On the left bank of this stream, on the higher ground of the valley,
the village has been built; no attempt at anything like uniformity of
design, in shape or size, has been made, each owner and builder
erected, house or cottage, according to his own idea or desire;
these, with gardens and orchards, impart an air of quaint beauty to
our village, whose inhabitants for centuries have been engaged,
chiefly, in agriculture. In the old Parish registers some of its
inhabitants are described as “websters,” and “tanners,” but, owing to
the growth of the trade in better situated towns, these trades
gradually ceased.
During the Civil War the inhabitants of Repton and neighbourhood
remained loyal and faithful to King Charles I. In 1642 Sir John Gell,
commander of the Parliamentary forces stormed Bretby House, and
in January, 1643, the inhabitants of Repton, and other parishes, sent
a letter of remonstrance to the Mayor and Corporation of Derby,
owing to the plundering excursions of soldiers under Sir John’s
command. In the same year, Sir John Harpur’s house, at
Swarkeston, was stormed and taken by Sir John Gell.
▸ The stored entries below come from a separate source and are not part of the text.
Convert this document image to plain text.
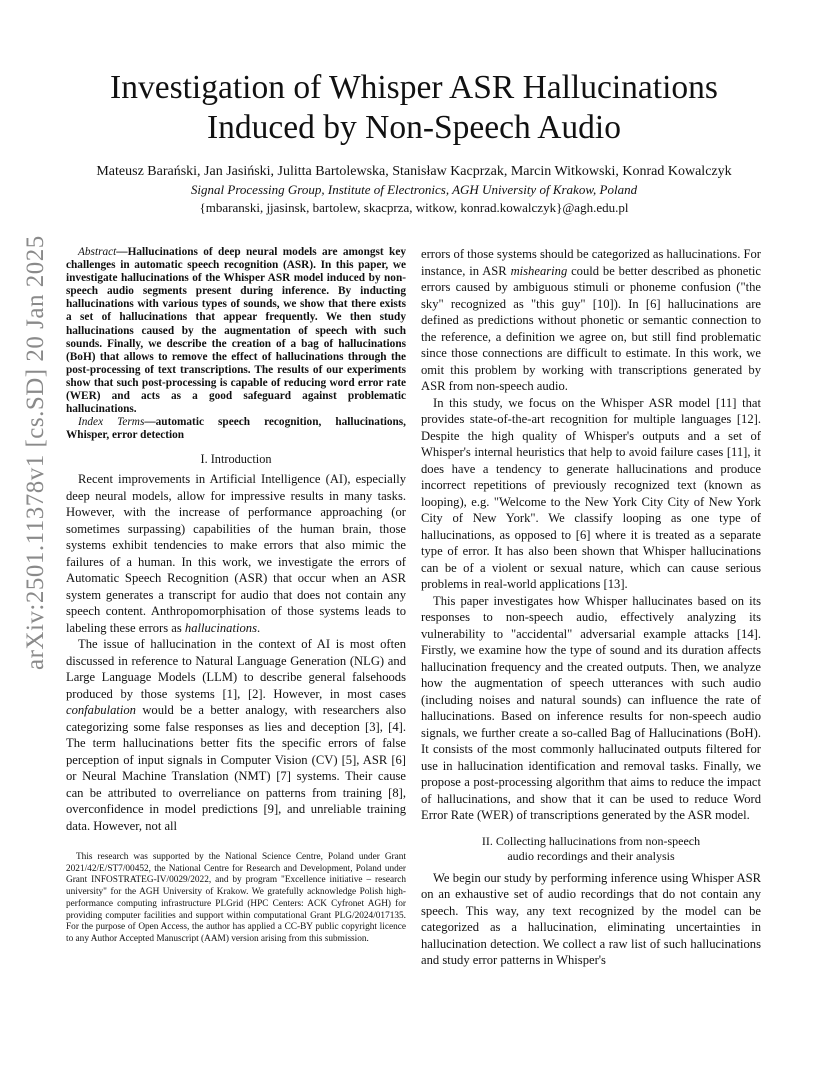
arXiv:2501.11378v1 [cs.SD] 20 Jan 2025
Investigation of Whisper ASR Hallucinations
Induced by Non-Speech Audio
Mateusz Barański, Jan Jasiński, Julitta Bartolewska, Stanisław Kacprzak, Marcin Witkowski, Konrad Kowalczyk
Signal Processing Group, Institute of Electronics, AGH University of Krakow, Poland
{mbaranski, jjasinsk, bartolew, skacprza, witkow, konrad.kowalczyk}@agh.edu.pl

Abstract—Hallucinations of deep neural models are amongst key challenges in automatic speech recognition (ASR). In this paper, we investigate hallucinations of the Whisper ASR model induced by non-speech audio segments present during inference. By inducting hallucinations with various types of sounds, we show that there exists a set of hallucinations that appear frequently. We then study hallucinations caused by the augmentation of speech with such sounds. Finally, we describe the creation of a bag of hallucinations (BoH) that allows to remove the effect of hallucinations through the post-processing of text transcriptions. The results of our experiments show that such post-processing is capable of reducing word error rate (WER) and acts as a good safeguard against problematic hallucinations.

Index Terms—automatic speech recognition, hallucinations, Whisper, error detection

I. Introduction

Recent improvements in Artificial Intelligence (AI), especially deep neural models, allow for impressive results in many tasks. However, with the increase of performance approaching (or sometimes surpassing) capabilities of the human brain, those systems exhibit tendencies to make errors that also mimic the failures of a human. In this work, we investigate the errors of Automatic Speech Recognition (ASR) that occur when an ASR system generates a transcript for audio that does not contain any speech content. Anthropomorphisation of those systems leads to labeling these errors as hallucinations.

The issue of hallucination in the context of AI is most often discussed in reference to Natural Language Generation (NLG) and Large Language Models (LLM) to describe general falsehoods produced by those systems [1], [2]. However, in most cases confabulation would be a better analogy, with researchers also categorizing some false responses as lies and deception [3], [4]. The term hallucinations better fits the specific errors of false perception of input signals in Computer Vision (CV) [5], ASR [6] or Neural Machine Translation (NMT) [7] systems. Their cause can be attributed to overreliance on patterns from training [8], overconfidence in model predictions [9], and unreliable training data. However, not all

This research was supported by the National Science Centre, Poland under Grant 2021/42/E/ST7/00452, the National Centre for Research and Development, Poland under Grant INFOSTRATEG-IV/0029/2022, and by program "Excellence initiative – research university" for the AGH University of Krakow. We gratefully acknowledge Polish high-performance computing infrastructure PLGrid (HPC Centers: ACK Cyfronet AGH) for providing computer facilities and support within computational Grant PLG/2024/017135. For the purpose of Open Access, the author has applied a CC-BY public copyright licence to any Author Accepted Manuscript (AAM) version arising from this submission.

errors of those systems should be categorized as hallucinations. For instance, in ASR mishearing could be better described as phonetic errors caused by ambiguous stimuli or phoneme confusion ("the sky" recognized as "this guy" [10]). In [6] hallucinations are defined as predictions without phonetic or semantic connection to the reference, a definition we agree on, but still find problematic since those connections are difficult to estimate. In this work, we omit this problem by working with transcriptions generated by ASR from non-speech audio.

In this study, we focus on the Whisper ASR model [11] that provides state-of-the-art recognition for multiple languages [12]. Despite the high quality of Whisper's outputs and a set of Whisper's internal heuristics that help to avoid failure cases [11], it does have a tendency to generate hallucinations and produce incorrect repetitions of previously recognized text (known as looping), e.g. "Welcome to the New York City City of New York City of New York". We classify looping as one type of hallucinations, as opposed to [6] where it is treated as a separate type of error. It has also been shown that Whisper hallucinations can be of a violent or sexual nature, which can cause serious problems in real-world applications [13].

This paper investigates how Whisper hallucinates based on its responses to non-speech audio, effectively analyzing its vulnerability to "accidental" adversarial example attacks [14]. Firstly, we examine how the type of sound and its duration affects hallucination frequency and the created outputs. Then, we analyze how the augmentation of speech utterances with such audio (including noises and natural sounds) can influence the rate of hallucinations. Based on inference results for non-speech audio signals, we further create a so-called Bag of Hallucinations (BoH). It consists of the most commonly hallucinated outputs filtered for use in hallucination identification and removal tasks. Finally, we propose a post-processing algorithm that aims to reduce the impact of hallucinations, and show that it can be used to reduce Word Error Rate (WER) of transcriptions generated by the ASR model.

II. Collecting hallucinations from non-speech
audio recordings and their analysis

We begin our study by performing inference using Whisper ASR on an exhaustive set of audio recordings that do not contain any speech. This way, any text recognized by the model can be categorized as a hallucination, eliminating uncertainties in hallucination detection. We collect a raw list of such hallucinations and study error patterns in Whisper's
In 1687 a wonderful skeleton, nine feet long! was discovered in a
field, called Allen’s Close, adjoining the churchyard of Repton, now
part of the Vicarage grounds. The skeleton was in a stone coffin, with
others to the number of one hundred arranged round it! During the
year 1787 the grave was reopened, and a confused heap of bones
was discovered, which were covered over with earth, and a
sycamore tree, which is still flourishing, was planted to mark the
spot.
During the present century few changes have been made in the
village; most of them will be found recorded, either under chief
events in the History of Repton, or in the chapters succeeding.